Bild: Mit Flagge ins Stadion: Barça-Fans bei einem Auswärtsspiel in Madrid
Barcelona taz | Jetzt kommt also auch noch der Stierkampf zurück. Sechs
Jahre nach der Abschaffung des Tauro-Spektakels durch das katalanische
Parlament liegt dem spanischen Verfassungsgericht eine Urteilsempfehlung
vor, das Verbot wegen Kompetenzüberschreitung wieder aufzuheben. Es gibt
kaum Zweifel, dass der mehrheitlich mit Juristen der konservativen
Zentralregierung besetzte Senat ihr folgen und die Region wieder einmal
gegen sich aufbringen wird. Wohl aus taktischen Erwägungen soll das Verdikt
aber erst in ein paar Wochen verkündet werden. Die Lage ist gerade schon
heikel genug.
Am Donnerstag genehmigte das Tribunal schließlich schon die Aufnahme
strafrechtlicher Ermittlungen gegen Kataloniens Parlamentspräsidentin Carme
Forcadell, weil sie verfassungswidrige Unabhängigkeitsvoten der Kammer
toleriert habe. Wie zum Beweis ihrer Unbeugsamkeit stützte eine
Abgeordnetenmehrheit indes am selben Tag den Regionalpräsidenten Carles
Puigdemont in seinem Plan, 2017 ein bindendes Referendum über eine
Loslösung von Spanien abzuhalten.
Die „katalanische Frage“ – ein enervierendes Spiel von Aktion, Reaktion u…

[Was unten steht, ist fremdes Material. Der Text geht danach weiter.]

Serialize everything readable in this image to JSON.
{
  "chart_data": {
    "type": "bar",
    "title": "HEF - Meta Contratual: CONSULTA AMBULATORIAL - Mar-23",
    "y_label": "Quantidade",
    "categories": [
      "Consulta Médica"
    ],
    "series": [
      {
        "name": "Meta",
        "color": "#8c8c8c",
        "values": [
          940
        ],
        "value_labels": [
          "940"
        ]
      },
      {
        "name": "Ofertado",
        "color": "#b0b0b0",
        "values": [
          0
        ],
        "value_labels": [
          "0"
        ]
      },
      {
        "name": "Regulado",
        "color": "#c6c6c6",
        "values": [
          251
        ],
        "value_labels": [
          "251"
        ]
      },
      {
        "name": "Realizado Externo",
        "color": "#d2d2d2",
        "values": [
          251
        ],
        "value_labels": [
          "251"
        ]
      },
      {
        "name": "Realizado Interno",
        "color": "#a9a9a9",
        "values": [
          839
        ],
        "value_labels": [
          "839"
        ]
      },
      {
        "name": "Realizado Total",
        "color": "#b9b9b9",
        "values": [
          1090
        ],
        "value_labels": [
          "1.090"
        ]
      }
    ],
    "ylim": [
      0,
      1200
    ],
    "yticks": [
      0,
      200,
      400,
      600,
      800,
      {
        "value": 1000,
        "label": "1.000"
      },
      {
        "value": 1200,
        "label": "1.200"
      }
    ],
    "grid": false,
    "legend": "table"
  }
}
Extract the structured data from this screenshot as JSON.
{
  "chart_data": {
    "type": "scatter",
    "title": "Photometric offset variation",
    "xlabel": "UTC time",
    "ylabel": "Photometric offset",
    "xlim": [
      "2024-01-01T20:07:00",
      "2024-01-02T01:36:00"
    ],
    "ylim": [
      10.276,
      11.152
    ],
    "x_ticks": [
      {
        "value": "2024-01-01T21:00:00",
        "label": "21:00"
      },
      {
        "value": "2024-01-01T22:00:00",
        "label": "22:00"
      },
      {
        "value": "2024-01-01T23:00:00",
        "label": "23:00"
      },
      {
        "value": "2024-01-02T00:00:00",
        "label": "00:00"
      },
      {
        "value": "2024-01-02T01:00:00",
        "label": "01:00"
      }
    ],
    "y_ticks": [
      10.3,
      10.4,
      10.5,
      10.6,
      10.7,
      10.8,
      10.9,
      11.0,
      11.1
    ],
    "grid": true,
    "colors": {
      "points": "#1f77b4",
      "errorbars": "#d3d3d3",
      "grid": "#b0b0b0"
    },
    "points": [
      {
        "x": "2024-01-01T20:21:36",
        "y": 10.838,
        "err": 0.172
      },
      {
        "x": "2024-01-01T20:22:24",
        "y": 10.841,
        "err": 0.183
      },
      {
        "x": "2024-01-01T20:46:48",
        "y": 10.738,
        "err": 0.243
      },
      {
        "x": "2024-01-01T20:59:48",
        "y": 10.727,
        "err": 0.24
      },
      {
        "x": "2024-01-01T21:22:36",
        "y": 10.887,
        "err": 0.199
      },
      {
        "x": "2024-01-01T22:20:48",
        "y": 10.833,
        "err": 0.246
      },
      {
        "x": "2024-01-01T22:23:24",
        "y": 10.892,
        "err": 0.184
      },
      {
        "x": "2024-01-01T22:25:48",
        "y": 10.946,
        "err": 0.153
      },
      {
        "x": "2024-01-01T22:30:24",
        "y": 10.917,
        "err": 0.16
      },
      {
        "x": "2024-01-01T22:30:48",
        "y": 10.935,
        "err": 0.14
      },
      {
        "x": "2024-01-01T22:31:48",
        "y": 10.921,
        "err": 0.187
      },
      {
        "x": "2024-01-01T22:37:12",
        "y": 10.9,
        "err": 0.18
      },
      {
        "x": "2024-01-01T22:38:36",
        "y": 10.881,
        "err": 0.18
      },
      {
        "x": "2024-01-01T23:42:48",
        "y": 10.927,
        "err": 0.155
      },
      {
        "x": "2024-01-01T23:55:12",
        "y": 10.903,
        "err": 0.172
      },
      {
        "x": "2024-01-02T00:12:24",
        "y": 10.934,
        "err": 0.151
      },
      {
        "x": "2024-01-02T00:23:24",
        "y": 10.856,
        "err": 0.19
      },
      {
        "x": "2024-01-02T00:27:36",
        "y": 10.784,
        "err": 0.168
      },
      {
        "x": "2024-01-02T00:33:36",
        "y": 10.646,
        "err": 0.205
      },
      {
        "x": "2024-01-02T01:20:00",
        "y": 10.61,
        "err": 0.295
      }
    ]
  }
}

Provokation. Eines, das längst auch Kataloniens berühmteste Institution
erreicht hat: den Futbol Club Barcelona.
Vor Beginn des nächsten Champions-League-Heimspiels in anderthalb Wochen
gegen Manchester City wird es im Camp Nou ein Pfeifkonzert aus fast 100.000
Kehlen geben. Der Protest wird sich gegen den europäischen Fußball-Verband
Uefa richten. Und es geht dabei um die eigene Nationalbewegung und um ihre
Fahne: die „Estelada“. Das Tuch mit den gelb-roten Streifen (die Flagge
Kataloniens), ergänzt um den Stern (Symbol der Unabhängigkeitsbewegung),
gehört seit jeher zum Inventar mancher Fans.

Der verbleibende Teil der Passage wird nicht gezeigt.